Jacob Little was the first and one of the greatest speculators on Wall Street. He engineered the first successful stock corner on the New York Stock Exchange in 1835, and was known as “Ursa Major,” or “the Great Bear of Wall Street.” Like any bear, he was loathed by the bulls, but through his stock operations, he became one of the richest men in the United States. Although Little is now mostly forgotten, his speculative expertise laid the foundation for Jay Gould, Daniel Drew, Jesse Livermore and others who followed in his footsteps.
Jacob Little was born in 1794. His father was a man of large wealth and distinction who was ruined financially in the War of 1812. Little’s father helped Jacob get a position with Jacob Barker, one of the leading merchants of New York. In 1822, Little started his own business as an exchange specie broker, dealing in banknotes issued by private bank, where he gained a “reputation as an honest, energetic, and successful broker.” Jacob Little opened his own brokerage house in 1834 in the old Exchange Building in Wall Street, and for the next twenty-five years, Jacob Little & Co. dominated Wall Street.

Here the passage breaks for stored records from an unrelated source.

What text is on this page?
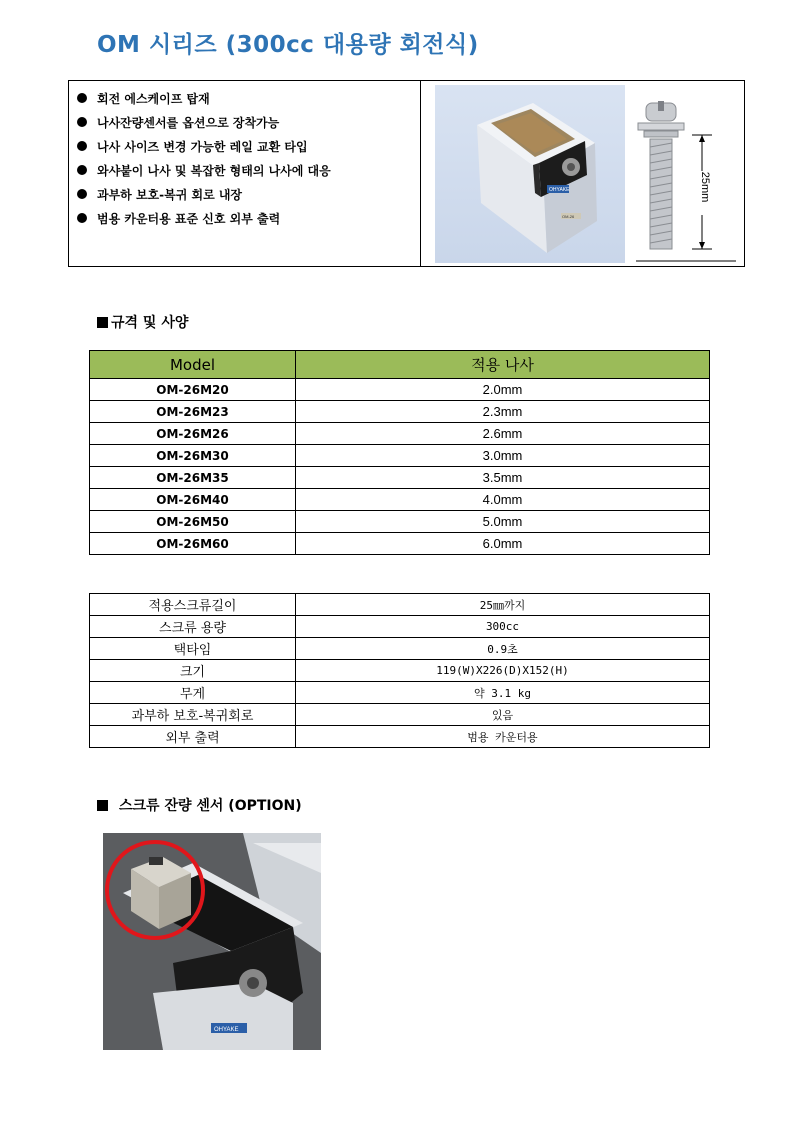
OM 시리즈 (300cc 대용량 회전식)
회전 에스케이프 탑재
나사잔량센서를 옵션으로 장착가능
나사 사이즈 변경 가능한 레일 교환 타입
와샤붙이 나사 및 복잡한 형태의 나사에 대응
과부하 보호-복귀 회로 내장
범용 카운터용 표준 신호 외부 출력
OHYAKE
OM-26
25mm
규격 및 사양
Model	적용 나사
OM-26M20	2.0mm
OM-26M23	2.3mm
OM-26M26	2.6mm
OM-26M30	3.0mm
OM-26M35	3.5mm
OM-26M40	4.0mm
OM-26M50	5.0mm
OM-26M60	6.0mm
적용스크류길이	25㎜까지
스크류 용량	300cc
택타임	0.9초
크기	119(W)X226(D)X152(H)
무게	약 3.1 kg
과부하 보호-복귀회로	있음
외부 출력	범용 카운터용
스크류 잔량 센서 (OPTION)
OHYAKE
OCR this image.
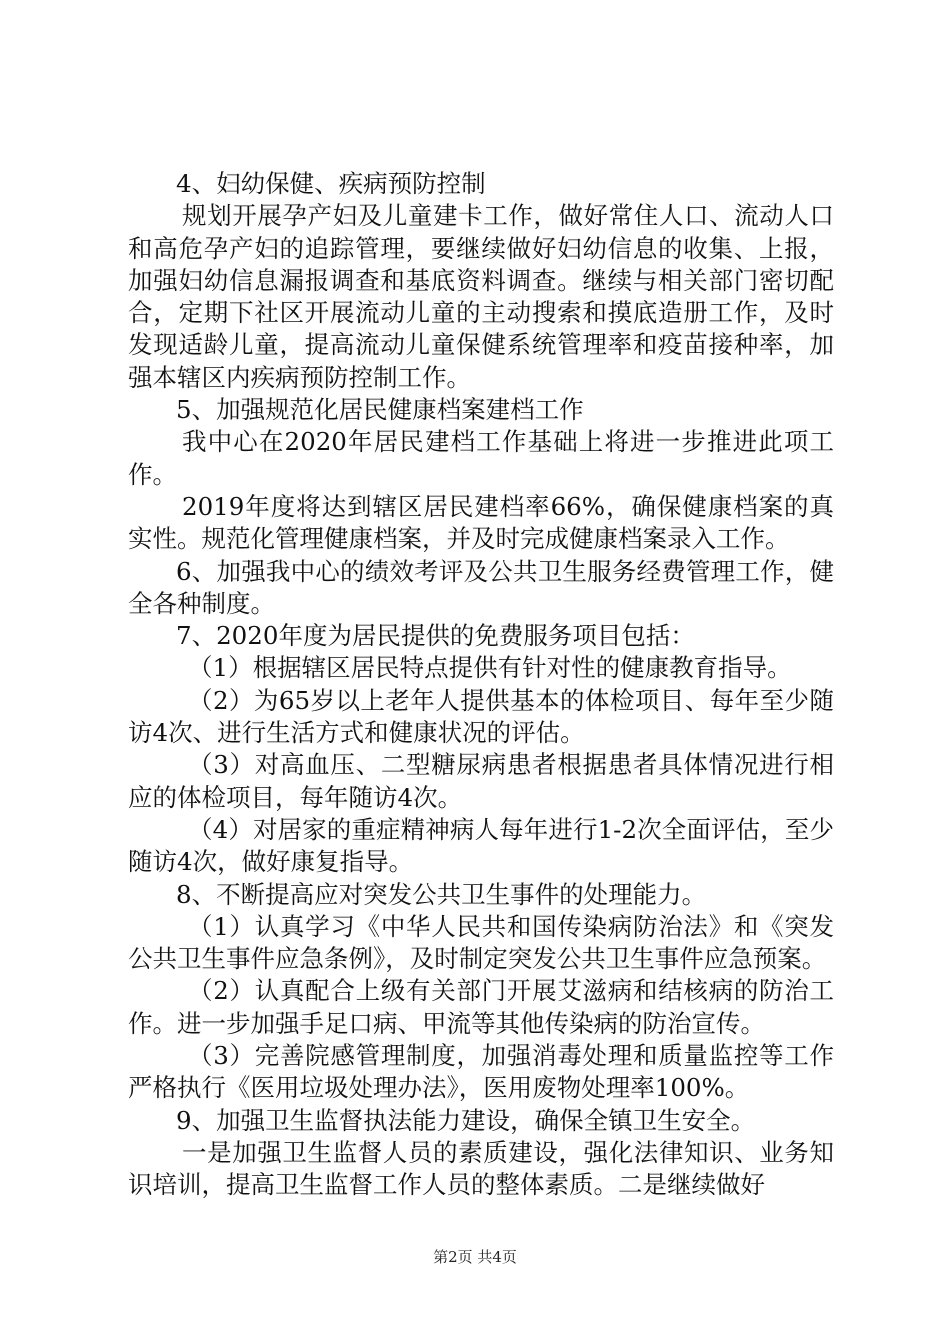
4、妇幼保健、疾病预防控制

规划开展孕产妇及儿童建卡工作，做好常住人口、流动人口和高危孕产妇的追踪管理，要继续做好妇幼信息的收集、上报，加强妇幼信息漏报调查和基底资料调查。继续与相关部门密切配合，定期下社区开展流动儿童的主动搜索和摸底造册工作，及时发现适龄儿童，提高流动儿童保健系统管理率和疫苗接种率，加强本辖区内疾病预防控制工作。

5、加强规范化居民健康档案建档工作

我中心在2020年居民建档工作基础上将进一步推进此项工作。

2019年度将达到辖区居民建档率66%，确保健康档案的真实性。规范化管理健康档案，并及时完成健康档案录入工作。

6、加强我中心的绩效考评及公共卫生服务经费管理工作，健全各种制度。

7、2020年度为居民提供的免费服务项目包括：

（1）根据辖区居民特点提供有针对性的健康教育指导。

（2）为65岁以上老年人提供基本的体检项目、每年至少随访4次、进行生活方式和健康状况的评估。

（3）对高血压、二型糖尿病患者根据患者具体情况进行相应的体检项目，每年随访4次。

（4）对居家的重症精神病人每年进行1-2次全面评估，至少随访4次，做好康复指导。

8、不断提高应对突发公共卫生事件的处理能力。

（1）认真学习《中华人民共和国传染病防治法》和《突发公共卫生事件应急条例》，及时制定突发公共卫生事件应急预案。

（2）认真配合上级有关部门开展艾滋病和结核病的防治工作。进一步加强手足口病、甲流等其他传染病的防治宣传。

（3）完善院感管理制度，加强消毒处理和质量监控等工作严格执行《医用垃圾处理办法》，医用废物处理率100%。

9、加强卫生监督执法能力建设，确保全镇卫生安全。

一是加强卫生监督人员的素质建设，强化法律知识、业务知识培训，提高卫生监督工作人员的整体素质。二是继续做好

第2页 共4页
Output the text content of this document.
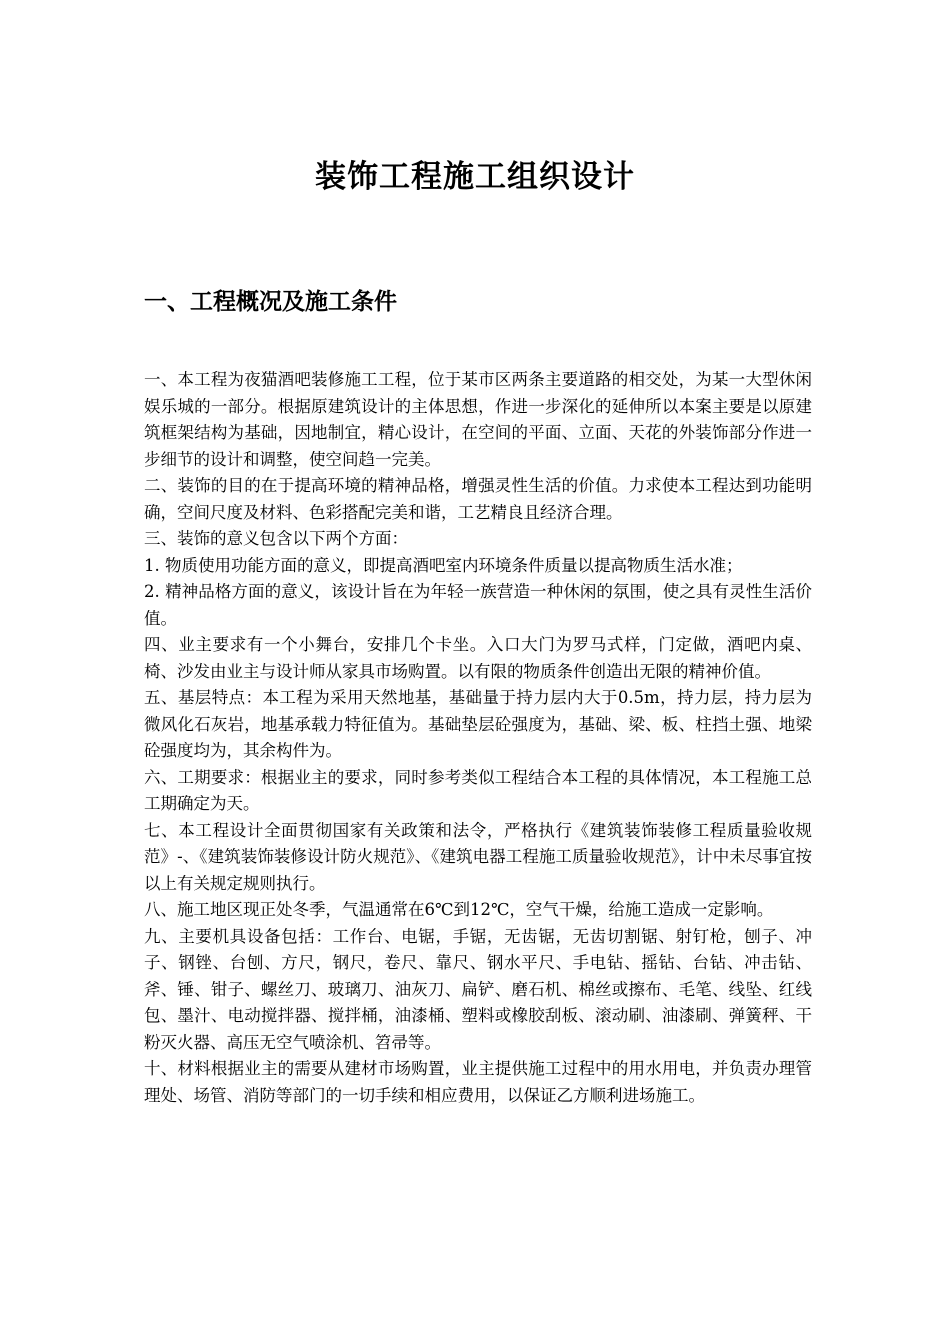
装饰工程施工组织设计
一、工程概况及施工条件

一、本工程为夜猫酒吧装修施工工程，位于某市区两条主要道路的相交处，为某一大型休闲娱乐城的一部分。根据原建筑设计的主体思想，作进一步深化的延伸所以本案主要是以原建筑框架结构为基础，因地制宜，精心设计，在空间的平面、立面、天花的外装饰部分作进一步细节的设计和调整，使空间趋一完美。

二、装饰的目的在于提高环境的精神品格，增强灵性生活的价值。力求使本工程达到功能明确，空间尺度及材料、色彩搭配完美和谐，工艺精良且经济合理。

三、装饰的意义包含以下两个方面：

1. 物质使用功能方面的意义，即提高酒吧室内环境条件质量以提高物质生活水准；

2. 精神品格方面的意义，该设计旨在为年轻一族营造一种休闲的氛围，使之具有灵性生活价值。

四、业主要求有一个小舞台，安排几个卡坐。入口大门为罗马式样，门定做，酒吧内桌、椅、沙发由业主与设计师从家具市场购置。以有限的物质条件创造出无限的精神价值。

五、基层特点：本工程为采用天然地基，基础量于持力层内大于0.5m，持力层，持力层为微风化石灰岩，地基承载力特征值为。基础垫层砼强度为，基础、梁、板、柱挡土强、地梁砼强度均为，其余构件为。

六、工期要求：根据业主的要求，同时参考类似工程结合本工程的具体情况，本工程施工总工期确定为天。

七、本工程设计全面贯彻国家有关政策和法令，严格执行《建筑装饰装修工程质量验收规范》-、《建筑装饰装修设计防火规范》、《建筑电器工程施工质量验收规范》，计中未尽事宜按以上有关规定规则执行。

八、施工地区现正处冬季，气温通常在6℃到12℃，空气干燥，给施工造成一定影响。

九、主要机具设备包括：工作台、电锯，手锯，无齿锯，无齿切割锯、射钉枪，刨子、冲子、钢锉、台刨、方尺，钢尺，卷尺、靠尺、钢水平尺、手电钻、摇钻、台钻、冲击钻、斧、锤、钳子、螺丝刀、玻璃刀、油灰刀、扁铲、磨石机、棉丝或擦布、毛笔、线坠、红线包、墨汁、电动搅拌器、搅拌桶，油漆桶、塑料或橡胶刮板、滚动刷、油漆刷、弹簧秤、干粉灭火器、高压无空气喷涂机、笤帚等。

十、材料根据业主的需要从建材市场购置，业主提供施工过程中的用水用电，并负责办理管理处、场管、消防等部门的一切手续和相应费用，以保证乙方顺利进场施工。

Railroads Transform the Stock Market
When Little entered the stock market in 1834, it was going through tremendous changes. Until the 1830s, most of the listed stocks were in insurance companies and banks. Most finance companies were small, had a limited number of shares outstanding, and their shares traded infrequently. Speculative activity was limited.
In the 1820s and 1830s, shares in railroads began to dominate the stock market since they needed large amounts of capital to fund their operations. The first exchange-listed railroad, the Baltimore and Ohio Railroad, started trading in 1828. Whereas railroads weren’t even represented on the NYSE in 1825, by the 1840s, they represented around ninety percent of the volume of the exchange. With the growth in share size and volume, speculators like Little were able to jump into the market and seize opportunities that didn’t exist until the 1830s.
Little had a fanatical obsession with the market. He would often work twelve hours at his office speculating on stocks, only to spend another six hours at night buying and selling banknotes issued by private banks. Little played both sides of the market, shorting stocks he felt were overpriced, trying to corner stocks the shorts were selling, or going long during a bull market. Little could remember every transaction he made, and attended to every detail of his transactions. He even delivered stock he sold personally to make sure there was no mistake in the transaction.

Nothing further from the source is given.